Duma an TV-Sender: Gruselgeschichten vom Weltuntergang unterlassen

Chaos-Theorie und Neue Weltordnung
MOSKAU, 03. Dezember (RIA Novosti).

Die Abgeordneten der Staatsduma (russisches Parlamentsunterhaus) haben die leitenden Mitarbeiter der staatlichen Fernsehsender offiziell gebeten, den Zuschauern keine Angst vor einem Weltuntergang einzujagen und aufmerksamer mit den Fernsehsendungen zu diesem Thema umzugehen. Das sagte der Vize-Chef des Duma-Ausschusses für Wissenschaft und forschungsintensive Technologien, Michail Degtjarjow, (LDPR) RIA Novosti am Montag.

Laut Degtjarjow wurden mehrere offizielle Briefe, die er selbst und sein Kollege Dmitri Nowikow, Erster Stellvertreter des Vorsitzenden des genannten Duma-Ausschusses, unterzeichnet haben, am Montag an die führenden Fernsehsender Russlands geschickt.

In den Schreiben wird darauf hingewiesen, dass die in den vergangenen Monaten verbreiteten Medieninformationen über den mutmaßlichen Weltuntergang ihrem Umfang nach die Grenze des Vernünftigen überschritten haben und nicht mehr mit einem sarkastischen Lächeln abgetan werden können.

„Angesichts dessen bitten wir Sie, im Rahmen Ihrer Kompetenz und im Interesse unserer Landsleute auf die Verbreitung von pseudowissenschaftlichen Informationen über ein Weltende in den Sendungen der von Ihnen geleiteten Massenmedien aufmerksam zu werden“, heißt es.

Es wird unterstrichen, dass sich das Breittreten des Themas  Weltuntergang auf den seelisch-körperlichen und emotionalen Zustand vieler Menschen negativ auswirke und einige von ihnen zu nicht adäquaten Handlungen provoziere. Tausende Betrüger, Pseudo-Magier, „Hellseher“ und „Lufthändler“ würden das populär gewordene Thema nutzen und vertrauensselige Menschen abzocken, so die Verfasser.

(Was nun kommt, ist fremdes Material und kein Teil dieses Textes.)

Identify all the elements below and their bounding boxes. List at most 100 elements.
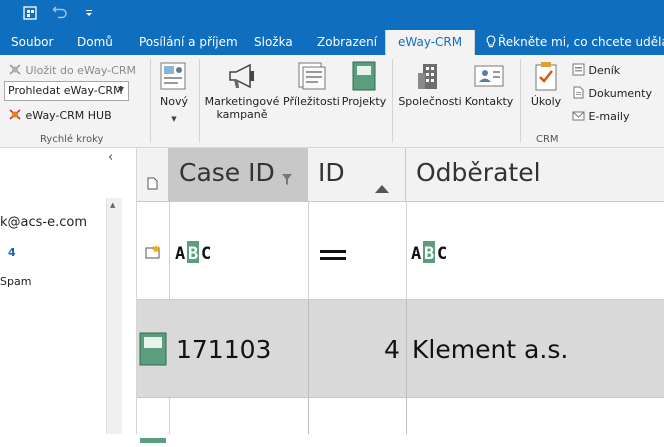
save-to-eway-label: Uložit do eWay-CRM — [25, 64, 136, 77]
customize-qat-icon[interactable] — [84, 8, 94, 21]
email-icon — [572, 109, 585, 125]
companies-label: Společnosti — [398, 95, 462, 108]
tell-me-box[interactable]: Řekněte mi, co chcete udělat... — [486, 35, 664, 51]
records-grid: Case ID ID Odběratel ABC ABC 171103 4 Kl… — [137, 148, 664, 443]
new-button[interactable]: Nový ▼ — [155, 61, 193, 126]
column-header-customer[interactable]: Odběratel — [406, 148, 664, 202]
document-icon — [147, 167, 158, 196]
chevron-down-icon: ▼ — [117, 85, 124, 94]
save-to-eway-button[interactable]: Uložit do eWay-CRM — [8, 63, 136, 79]
svg-text:C: C — [201, 244, 211, 264]
opportunities-label: Příležitosti — [283, 95, 340, 108]
ribbon-separator — [392, 59, 393, 143]
tasks-button[interactable]: Úkoly — [526, 61, 566, 108]
column-header-id[interactable]: ID — [308, 148, 406, 202]
marketing-campaigns-button[interactable]: Marketingové kampaně — [203, 61, 281, 121]
opportunities-icon — [295, 61, 327, 91]
search-eway-value: Prohledat eWay-CRM — [8, 84, 123, 97]
marketing-line1: Marketingové — [204, 95, 280, 108]
svg-text:B: B — [424, 244, 434, 264]
group-label-quick-steps: Rychlé kroky — [40, 134, 104, 145]
tab-domu[interactable]: Domů — [77, 35, 113, 49]
contacts-button[interactable]: Kontakty — [463, 61, 515, 108]
journal-label: Deník — [588, 64, 621, 77]
hub-icon — [8, 108, 22, 124]
ribbon-separator — [150, 59, 151, 143]
header-doc-column[interactable] — [137, 148, 169, 202]
account-email[interactable]: k@acs-e.com — [0, 215, 87, 230]
column-header-case-id[interactable]: Case ID — [169, 148, 308, 202]
collapse-pane-icon[interactable]: ‹ — [108, 150, 113, 165]
group-label-crm: CRM — [536, 134, 559, 145]
ribbon: Uložit do eWay-CRM Prohledat eWay-CRM ▼ … — [0, 55, 664, 148]
filter-customer-text-icon[interactable]: ABC — [411, 240, 451, 268]
svg-text:B: B — [188, 244, 198, 264]
svg-text:A: A — [175, 244, 185, 264]
app-icon[interactable] — [22, 5, 38, 25]
project-icon — [139, 332, 167, 370]
save-icon — [8, 63, 22, 79]
document-icon — [572, 86, 585, 102]
new-label: Nový — [160, 95, 188, 108]
svg-text:C: C — [437, 244, 447, 264]
documents-label: Dokumenty — [588, 87, 652, 100]
folder-pane: ‹ k@acs-e.com 4 Spam ▲ — [0, 148, 137, 434]
lightbulb-icon — [486, 35, 496, 51]
emails-label: E-maily — [588, 110, 630, 123]
eway-hub-button[interactable]: eWay-CRM HUB — [8, 108, 112, 124]
ribbon-separator — [520, 59, 521, 143]
grid-divider — [406, 300, 407, 434]
tab-zobrazeni[interactable]: Zobrazení — [317, 35, 377, 49]
emails-button[interactable]: E-maily — [572, 109, 630, 125]
search-eway-dropdown[interactable]: Prohledat eWay-CRM ▼ — [4, 81, 129, 101]
project-icon — [348, 61, 380, 91]
project-icon — [139, 428, 167, 447]
task-clipboard-icon — [530, 61, 562, 91]
tasks-label: Úkoly — [530, 95, 562, 108]
table-row[interactable]: 171103 4 Klement a.s. — [137, 300, 664, 398]
eway-hub-label: eWay-CRM HUB — [25, 109, 112, 122]
tab-slozka[interactable]: Složka — [254, 35, 293, 49]
contact-card-icon — [473, 61, 505, 91]
new-row-icon — [145, 244, 161, 263]
title-bar — [0, 0, 664, 30]
cell-case-id: 171103 — [176, 335, 272, 364]
tell-me-text: Řekněte mi, co chcete udělat... — [498, 35, 664, 49]
undo-icon[interactable] — [52, 5, 68, 25]
journal-icon — [572, 63, 585, 79]
building-icon — [414, 61, 446, 91]
cell-customer: Klement a.s. — [412, 335, 569, 364]
projects-button[interactable]: Projekty — [340, 61, 388, 108]
folder-scrollbar[interactable]: ▲ — [106, 198, 122, 434]
marketing-line2: kampaně — [216, 108, 268, 121]
id-header-label: ID — [318, 158, 345, 187]
tab-posilani-a-prijem[interactable]: Posílání a příjem — [139, 35, 238, 49]
sort-ascending-icon — [375, 170, 389, 199]
tab-eway-crm[interactable]: eWay-CRM — [385, 30, 476, 55]
filter-icon[interactable] — [281, 164, 293, 193]
cell-id: 4 — [384, 335, 400, 364]
marketing-campaigns-label: Marketingové kampaně — [203, 95, 281, 121]
companies-button[interactable]: Společnosti — [397, 61, 463, 108]
opportunities-button[interactable]: Příležitosti — [283, 61, 340, 108]
grid-divider — [308, 300, 309, 434]
folder-count: 4 — [8, 246, 16, 259]
documents-button[interactable]: Dokumenty — [572, 86, 652, 102]
folder-spam[interactable]: Spam — [0, 275, 31, 288]
ribbon-tabs: Soubor Domů Posílání a příjem Složka Zob… — [0, 30, 664, 55]
ribbon-separator — [199, 59, 200, 143]
filter-row — [137, 202, 664, 300]
filter-case-id-text-icon[interactable]: ABC — [175, 240, 215, 268]
svg-text:A: A — [411, 244, 421, 264]
projects-label: Projekty — [341, 95, 387, 108]
journal-button[interactable]: Deník — [572, 63, 620, 79]
filter-id-equals-icon[interactable] — [320, 246, 346, 265]
chevron-down-icon: ▼ — [171, 115, 177, 123]
customer-header-label: Odběratel — [416, 158, 541, 187]
contacts-label: Kontakty — [464, 95, 514, 108]
scroll-up-icon[interactable]: ▲ — [110, 201, 115, 209]
new-item-icon — [158, 61, 190, 91]
tab-soubor[interactable]: Soubor — [11, 35, 53, 49]
case-id-header-label: Case ID — [179, 158, 275, 187]
megaphone-icon — [226, 61, 258, 91]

„In der jetzigen Situation ist es notwendig, deutlich zu machen, dass die Informationen über die angeblich herannahende Apokalypse offensichtlich wissenschaftsfeindlich sind. In unserer Umwelt gibt es keinerlei Voraussetzungen dafür, dass die genannte Erscheinung in absehbarer Zukunft eintreten kann“, wird unterstrichen.

Das Schreiben wurde unter anderem an den Generaldirektor des Ersten Kanals, Konstantin Ernst, den Chef der Mediengesellschaft WGTRK, Oleg Dobrodejew, und den NTV-Chef Wladimir Kulistikow gerichtet.